Voici l’extrait d’un article exprimant ce point de vue :

« Les interdits alimentaires mettent à mal, avec la restauration rapide, l’art français et latin de la table et sa civilisation de la commensalité. Les aventures d’Astérix se finissent par un festin, symbole de réconciliation, à l’instar des autres lieux de socialisation où il faisait bon manger en France : cafés-concerts, banquets républicains et guinguettes populaires.

Les chrétiens, plus sécularisés, ne veulent rien s’interdire de manger mais ils sont oublieux en cela de préceptes (abstinence, faire maigre).

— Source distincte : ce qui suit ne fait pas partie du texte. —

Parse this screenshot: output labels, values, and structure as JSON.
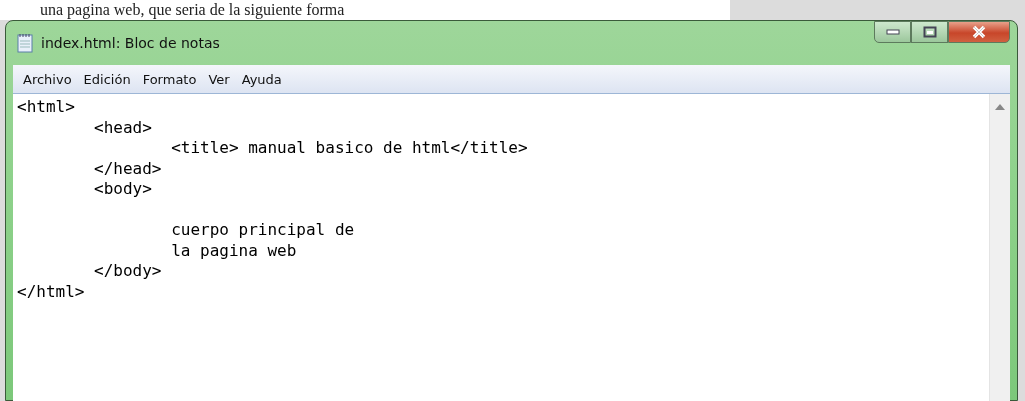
{
  "background_text": "una pagina web, que seria de la siguiente forma",
  "window": {
    "title": "index.html: Bloc de notas"
  },
  "menu": [
    {
      "label": "Archivo"
    },
    {
      "label": "Edición"
    },
    {
      "label": "Formato"
    },
    {
      "label": "Ver"
    },
    {
      "label": "Ayuda"
    }
  ],
  "editor": {
    "text": "<html>\n\t<head>\n\t\t<title> manual basico de html</title>\n\t</head>\n\t<body>\n\n\t\tcuerpo principal de\n\t\tla pagina web\n\t</body>\n</html>"
  }
}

Orientés vers les désirs narcissiques, les Occidentaux ont remplacé les interdits par une autre forme d’obsession, celle du bien manger : l’orthorexie. D’où les régimes et l’aspiration récurrente à un âge d’or alimentaire, à travers les régimes macrobiotique, végétarien, végétalien, ou le dernier en date : le régime préhistorique crudivorien, à base de gibiers et de baies, excluant les produits transformés. »

On remarque que le végétalisme est considéré comme un « trouble », qu’en fait tout cela serait une mode, une sorte de hobby, de fuite par rapport à la « bouffe industrielle ».

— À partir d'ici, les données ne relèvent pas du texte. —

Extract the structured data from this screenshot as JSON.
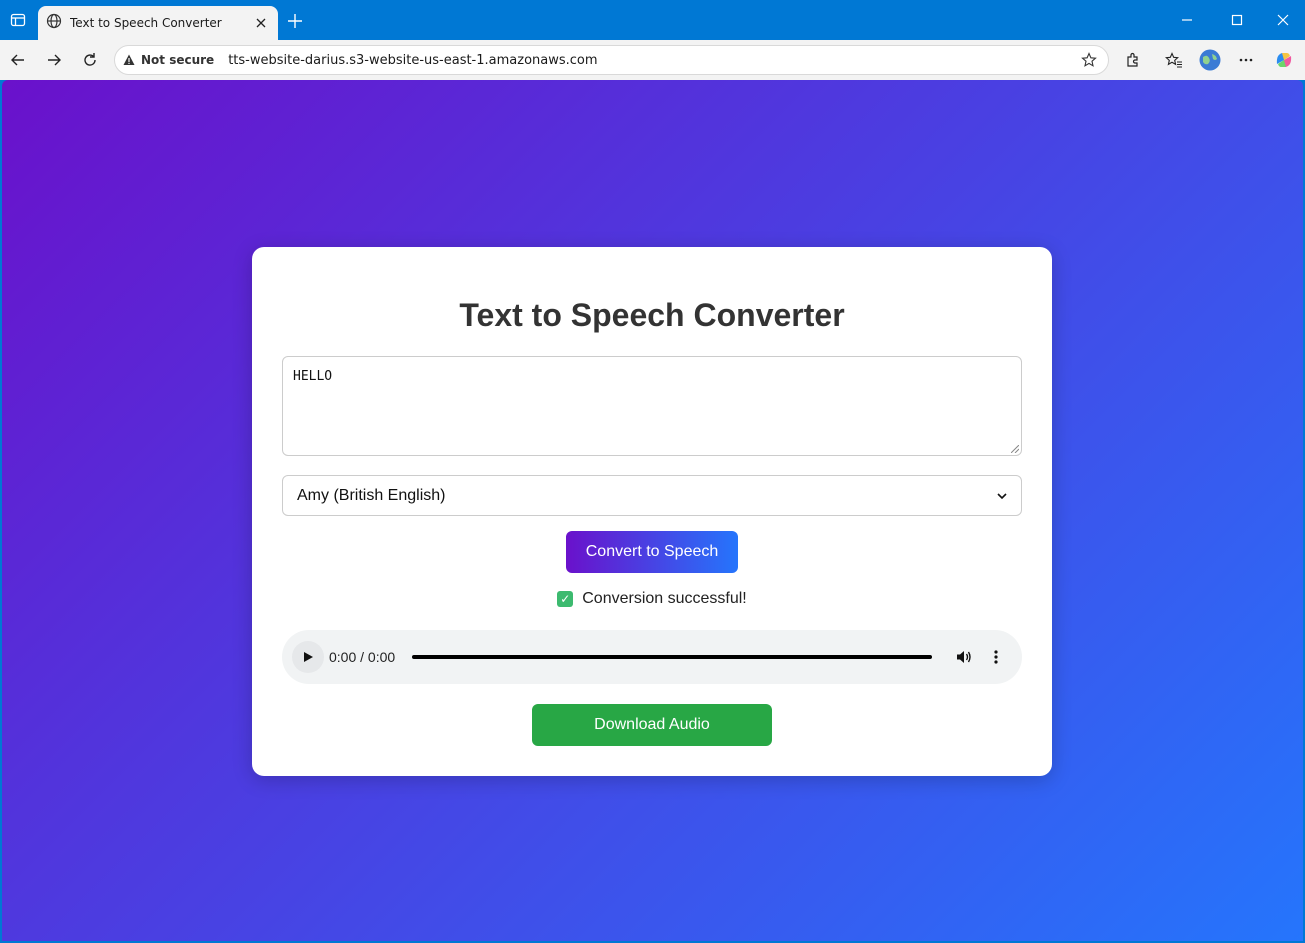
{
  "browser": {
    "tab_title": "Text to Speech Converter",
    "security_label": "Not secure",
    "url": "tts-website-darius.s3-website-us-east-1.amazonaws.com"
  },
  "page": {
    "title": "Text to Speech Converter",
    "text_input": {
      "value": "HELLO"
    },
    "voice_select": {
      "selected": "Amy (British English)"
    },
    "convert_label": "Convert to Speech",
    "status": {
      "icon": "check-mark-icon",
      "text": "Conversion successful!"
    },
    "audio": {
      "time": "0:00 / 0:00"
    },
    "download_label": "Download Audio"
  },
  "colors": {
    "gradient_start": "#6a11cb",
    "gradient_end": "#2575fc",
    "download_green": "#28a745",
    "browser_accent": "#0078d4"
  }
}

Tout cela est bien entendu n’importe quoi, mais là n’est finalement pas la question. Le véritable problème de fond, c’est que finalement il y a une sorte de mouvement de balançoire : alors que le véganisme disparaît comme proposition, le végétalisme quant à lui est quelque chose de plus en plus connu.

Mais végétalisme et véganisme apparaissent comme découplés, le rapport n’est plus évident, et d’ailleurs en fait il ne l’est pas historiquement. Pire, les deux formes apparaissent comme totalement coupées l’une de l’autre.

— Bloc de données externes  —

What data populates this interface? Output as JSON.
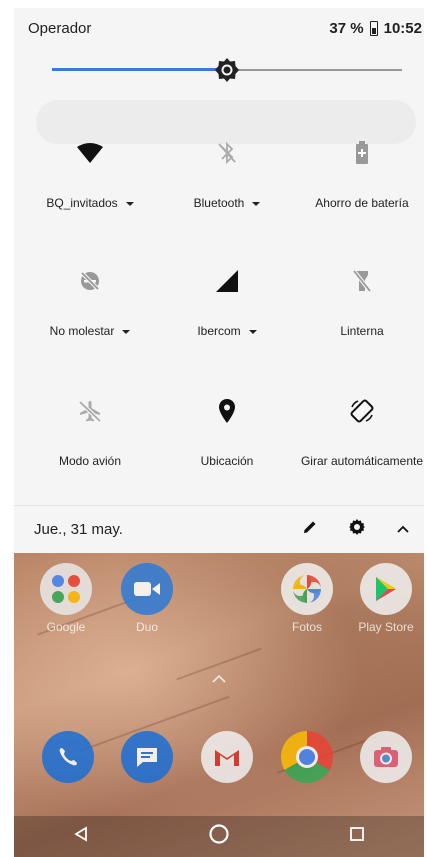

Certains pourront trouver cela pas si mal, parce qu’au final, le véganisme consiste en plusieurs choses, qui prises séparément, finissent par se rejoindre : idéalement, les gens refusant la fourrure rejoindraient les personnes végétaliennes, qui toutes seraient rejointes par celles refusant la vivisection, etc.

Le problème est qu’on voit mal pourquoi cela se déroulerait de cette manière-là. Pourquoi, spontanément, les gens iraient-ils au véganisme par une pratique partielle ? Par quel chemin y aurait-il, par ce détour, une reconnaissance de la vie animale ?

Surtout que le végétalisme a parfois comme moteur sa propre santé, comme le refus de la fourrure repose sur un choix moral totalement personnel. Comment en arriverait-on à une vision globale, d’où viendrait la saut général ?

Finalement, ce qui ressort, c’est que le véganisme s’est enlisé, s’est dilué dans des revendications, et que finalement il a disparu.

Il y a beaucoup de choses à étudier ici. On sait par exemple que le terme « vegan » en anglais signifie à la fois végétalien et ce qu’on appelle « vegan » ici en France. Quel est l’aspect que les gens ont privilégié dans leur compréhension de tout cela ?

Inversement, pourquoi en Allemagne et en Autriche le terme de « vegan » a-t-il réussi à s’imposer, avec un mouvement se distinguant de la simple question alimentaire ?

On peut alors penser que justement, comme on est en France, c’est la question de la « bouffe » qui compte.

Sauf que là il y a quelque chose qui ne colle pas. En effet, ces quinze dernières années, il y a eu une énorme progression de gens adoptant les principes du halal et du casher. Il n’y a pas lieu d’interpréter ce phénomène ici, qui a de multiples aspects (et surtout que ces gens-là auraient pu et dû devenir vegan straight edge!).

Ce qui compte ici, c’est que ces gens, en tout cas une partie significative, est très stricte dans sa démarche. Elle regarde attentivement ce qui est correct, ou non. Elle se plie à des exigences qu’on peut considérer comme importantes, sans rechigner, sans se plaindre.

Si on compare aux éternels complaintes de nombre de personnes véganes en France, il y a beaucoup de choses à comprendre… Et notamment, que la question de la « bouffe » n’est pas l’aspect prédominant et absolu, comme on peut souvent le penser, et ce en tout cas pour une partie significative de la population.